7.7. Register Policy

7.7.1. User registration

Starting with privacyIDEA 2.10 users are allowed to register with privacyIDEA. I.e. a user that does not exist in a given realm and resolver can create a new account.


Registering new users is only possible, if there is a writeable resolver and if the necessary policy in the scope register is defined. For editable UserIdResolvers see UserIdResolvers.

If a register policy is defined, the login window of the Web UI gets a new link “Register”.


Next to the login button is a new link ‘register’, so that new users are able to register.

A user who clicks the link to register a new account gets this registration dialog:


Registration form

During registration the user is also enrolled Registration token. This registration code is sent to the user via a notification email.


Thus - using the right policies in scope webui and authentication - the user could login with the password he set during registration an the registration code he received via email.

7.7.2. Policy settings

In the scope register several settings define the behaviour of the registration process.


Creating a new registration policy realm

type: string

This is the realm, in which a new user will be registered. If this realm is not specified, the user will be registered in the default realm. resolver

type: string

This is the resolver, in which the new user will be registered. If this resolver is not specified, registration is not possible!


This resolver must be an editable resolver, otherwise the user can not be created in this resolver. smtpconfig

type: string

This is the unique identifier of the SMTP server configuration. This SMTP server is used to send the notification email with the registration code during the registration process.
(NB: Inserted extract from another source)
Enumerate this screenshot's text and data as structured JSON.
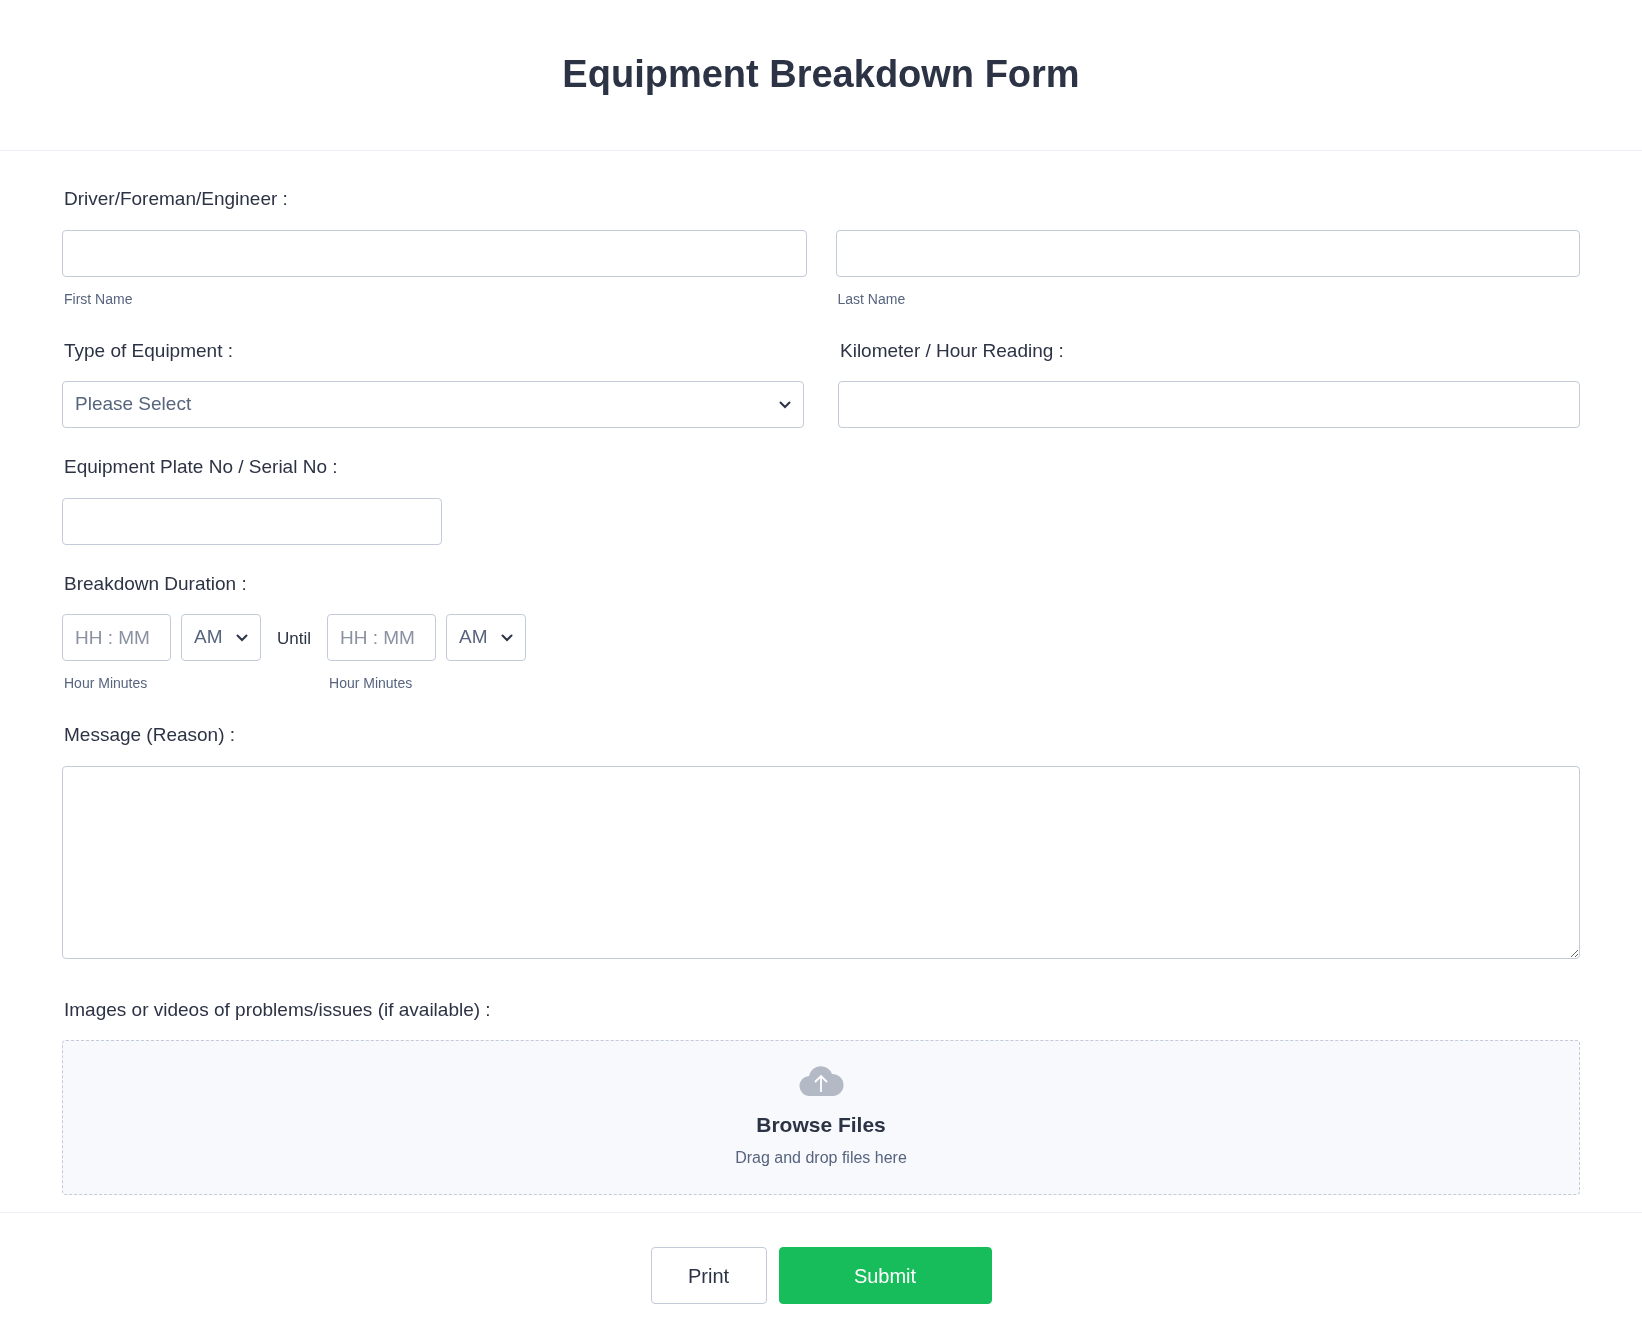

If there is no smtpconfig or set to a wrong identifier, the user will get no notification email. requiredemail

type: string

This is a regular expression according to 1.

Only email addresses matching this regular expression are allowed to register.

Example: If you want to authenticate the user only by the OTP value, no matter what OTP PIN he enters, a policy might look like this:

action: requiredemail=/.*@mydomain\..*/

This will allow all email addresses from the domains mydomain.com, mydomain.net etc… registration_body

type: str

The body of the registration email. Use the {regkey} as tag for the registration key.